Around the ages of fourteen and fifteen, most of my friends decided to try high school. I had taken a few correspondence courses just to prove to myself that I was competent in English and Math, but I did not have the interest in going to school on a full time basis and was probably a little afraid of the idea as well. So I choose to stay out of high school. This time of my life was emotionally challenging, to say the least. Not only was I growing up and wanting an identity of my own, but I was also dealing with the fact that I was choosing a different life from my peers.
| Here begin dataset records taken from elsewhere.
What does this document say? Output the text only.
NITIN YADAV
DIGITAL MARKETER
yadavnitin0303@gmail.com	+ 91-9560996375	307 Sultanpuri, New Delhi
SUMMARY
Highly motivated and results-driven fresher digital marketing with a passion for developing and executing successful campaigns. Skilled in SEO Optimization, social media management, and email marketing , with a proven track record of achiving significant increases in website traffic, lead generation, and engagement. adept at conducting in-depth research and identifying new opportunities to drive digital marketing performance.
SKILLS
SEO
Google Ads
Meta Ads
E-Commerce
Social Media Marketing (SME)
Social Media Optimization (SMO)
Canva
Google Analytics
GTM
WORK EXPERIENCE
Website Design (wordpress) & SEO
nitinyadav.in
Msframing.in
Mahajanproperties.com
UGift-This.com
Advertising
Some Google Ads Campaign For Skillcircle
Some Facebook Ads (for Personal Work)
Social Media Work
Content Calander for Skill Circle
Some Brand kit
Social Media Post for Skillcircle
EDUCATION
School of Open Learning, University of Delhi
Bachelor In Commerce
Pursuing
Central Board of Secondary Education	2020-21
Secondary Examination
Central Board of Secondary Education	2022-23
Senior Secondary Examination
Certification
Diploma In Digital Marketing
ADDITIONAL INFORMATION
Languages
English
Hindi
Insecurity about their bodies, loneliness and lack of self-direction and purpose are things that most young people go through. I was not excluded from this, regardless of how excluded I felt from my peers. Being considered a “homeschooler” – when the last thing I wanted is to be associated with was home – was not easy. Yet, I’m inclined to believe that it’s worth coming to terms with your personal identity without the added complications of simply throwing yourself into the mesh of pop culture known as high school.
After the freedom provided by learning to drive allowed me to find work, attend part-time courses at college, and develop a social life, I gained enough confidence to travel to Europe when I was nineteen and then move half way across the country to Winnipeg with some friends and go to college.
After four years in Winnipeg, a diploma in Structural Civil Engineering, and some good work experience as an Engineering Technologist, I moved to Vancouver thinking I was now headed for the full time job, nice apartment, settling down type of life that all newly graduated people want. Right? Wrong. Boring! Skipping a few years ahead, I’m now a self-employed, self-taught, web programmer with my own company.
My dream? To produce a well-designed magazine with its entire content dedicated to art and ideas of alternative learners around the world! Anything from theories on quantum physics to pencil sketches of unicorns. I’m calling it My Art & Mind.
With this dream, I’ve come full circle, back to the creative processes I loved as a child, the same processes that allowed me to spend hours chasing snakes, cracking codes, rescuing princesses, drawing horses, and building miniature worlds out of balsa wood and modeling clay. I had no idea where this process would lead me, and it’s probably good I still don’t. But if it’s half as good as where I’ve been, I’m willing to find out!
Lara Kehler is a self-described “grown up Homeschooler.” Her EZine featuring the work (poetry, stories, ideas, art and more) of self-directed learners was launched just as this article was being published in Life Learning Magazine's first issue in early 2002. She is now a mother as well as a designer, artist, and independent game developer based in Vancouver B.C.